Crazy! I had a play with projecting this into 3D to see what it would look like. I was too lazy to look deeply into how this should be interpreted geometrically, so initially I just pretended the image was taken from infinitely far away and then eyeballed the units. The fact that this looks at all reasonable makes me wonder if the depths are somehow reprojected to match that assumption. Otherwise you'd need to also know the properties of the lense that was used to take the photo.
This handy pypcd4
python library made outputting the data quite easy and three.js has a module for displaying point cloud data. You can see that why writing numpy code I tend to scatter print(f"{array.shape = }, {array.dtype = }")
liberally throughout, it just makes keeping track of those arrays so much easier.
from pypcd4 import PointCloud
n, m = np_im.shape
aspect = n / m
x = np.linspace(0,2 * aspect,n)
y = np.linspace(0,2,m)
rgb_points = np.array(rgb_rescaled).reshape(-1, 3)

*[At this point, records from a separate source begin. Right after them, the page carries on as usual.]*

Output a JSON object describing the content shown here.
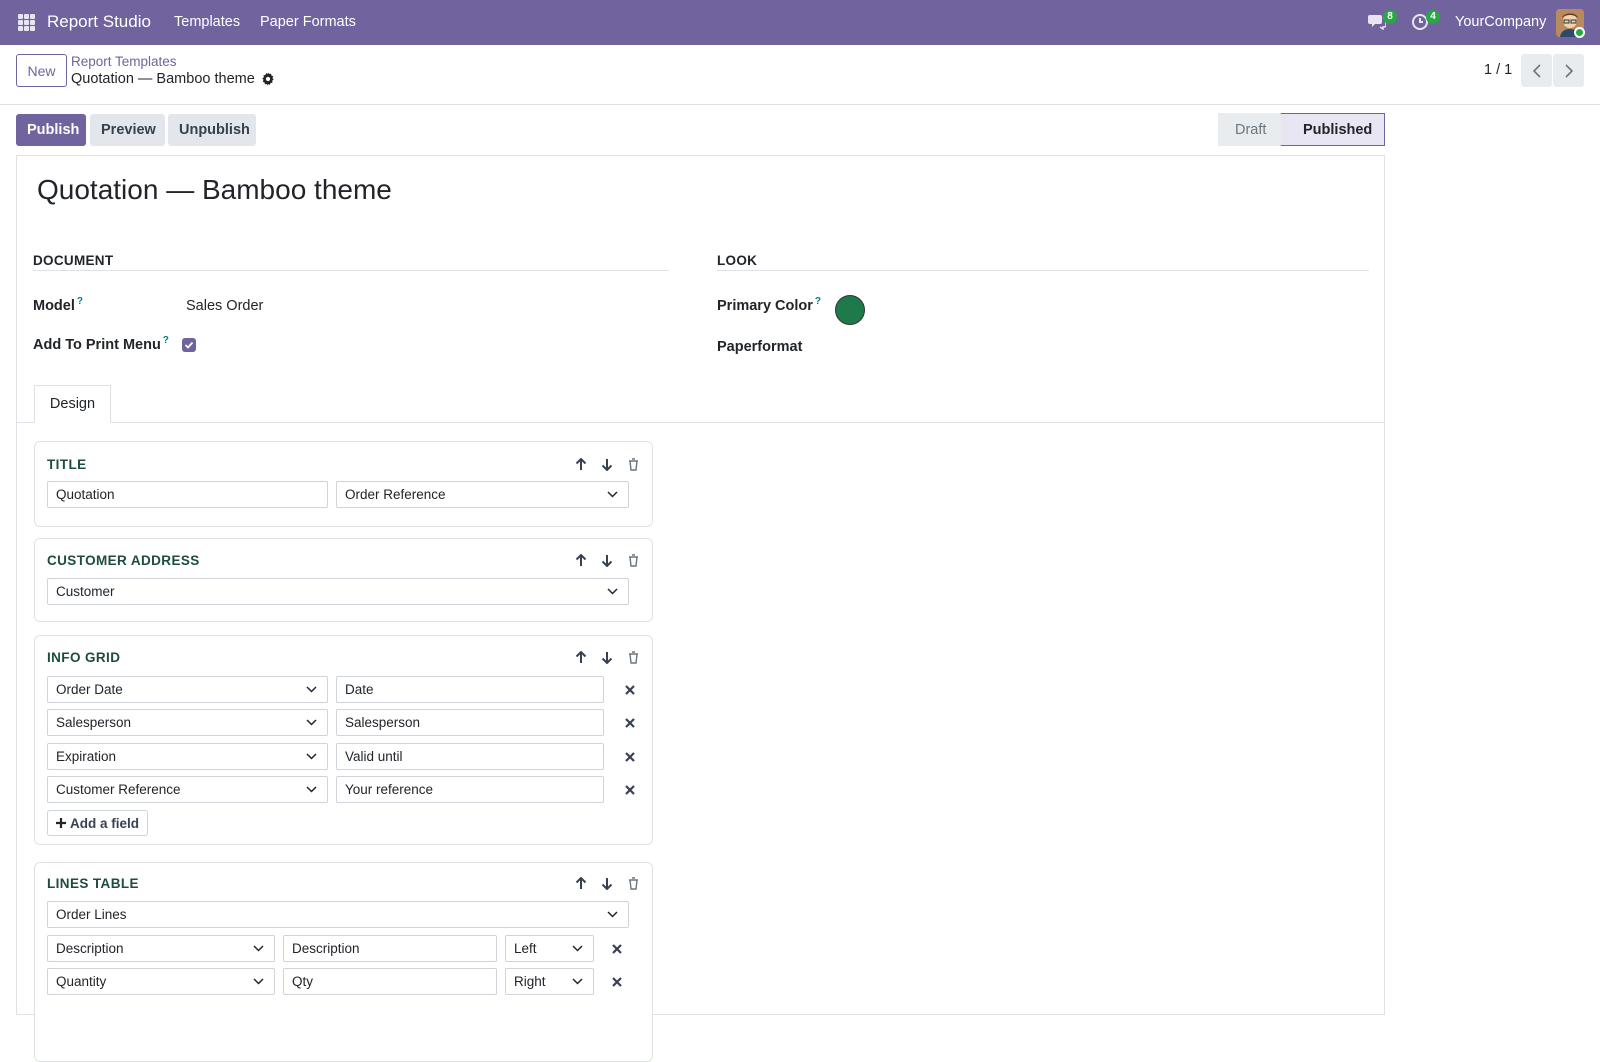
{
  "navbar": {
    "app_name": "Report Studio",
    "menu": [
      "Templates",
      "Paper Formats"
    ],
    "messages_count": "8",
    "activities_count": "4",
    "company": "YourCompany"
  },
  "control_panel": {
    "new_label": "New",
    "breadcrumb_parent": "Report Templates",
    "breadcrumb_current": "Quotation — Bamboo theme",
    "pager": "1 / 1"
  },
  "statusbar": {
    "buttons": [
      "Publish",
      "Preview",
      "Unpublish"
    ],
    "stages": [
      "Draft",
      "Published"
    ],
    "active_stage": "Published"
  },
  "form": {
    "title": "Quotation — Bamboo theme",
    "document_group": "DOCUMENT",
    "look_group": "LOOK",
    "model_label": "Model",
    "model_value": "Sales Order",
    "print_menu_label": "Add To Print Menu",
    "print_menu_checked": true,
    "primary_color_label": "Primary Color",
    "primary_color": "#1e7a4a",
    "paperformat_label": "Paperformat",
    "help_mark": "?",
    "tab": "Design"
  },
  "blocks": {
    "title": {
      "heading": "TITLE",
      "text_value": "Quotation",
      "field_value": "Order Reference"
    },
    "customer_address": {
      "heading": "CUSTOMER ADDRESS",
      "field_value": "Customer"
    },
    "info_grid": {
      "heading": "INFO GRID",
      "rows": [
        {
          "field": "Order Date",
          "label": "Date"
        },
        {
          "field": "Salesperson",
          "label": "Salesperson"
        },
        {
          "field": "Expiration",
          "label": "Valid until"
        },
        {
          "field": "Customer Reference",
          "label": "Your reference"
        }
      ],
      "add_label": "Add a field"
    },
    "lines_table": {
      "heading": "LINES TABLE",
      "source": "Order Lines",
      "columns": [
        {
          "field": "Description",
          "label": "Description",
          "align": "Left"
        },
        {
          "field": "Quantity",
          "label": "Qty",
          "align": "Right"
        }
      ]
    }
  },
  "colors": {
    "brand": "#71639e",
    "block_heading": "#1e4d3a",
    "badge": "#28a745"
  }
}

print(f"{rgb_points.shape = }, {rgb_points.dtype = }")
rgb_packed = PointCloud.encode_rgb(rgb_points).reshape(-1, 1)
print(f"{rgb_packed.shape = }, {rgb_packed.dtype = }")
print(np.min(np_im), np.max(np_im))
mesh = np.array(np.meshgrid(x, y, indexing='ij'))
xy_points = mesh.reshape(2,-1).T
print(f"{xy_points.shape = }")
z = np_im.reshape(-1, 1).astype(np.float64) / 255.0
m = pil_depth_im.info["metadata"]
range = m["d_max"] - m["d_min"]
z = range * z + m["d_min"]
print(f"{xyz_points.shape = }")
xyz_rgb_points = np.concatenate([xy_points, z, rgb_packed], axis = -1)
pc = PointCloud.from_xyzrgb_points(xyz_rgb_points)
pc.save(d / "pointcloud.pcd")
Click and drag to spin me around. It didn't really capture my nose very well, I guess this is more a foreground/background kinda thing.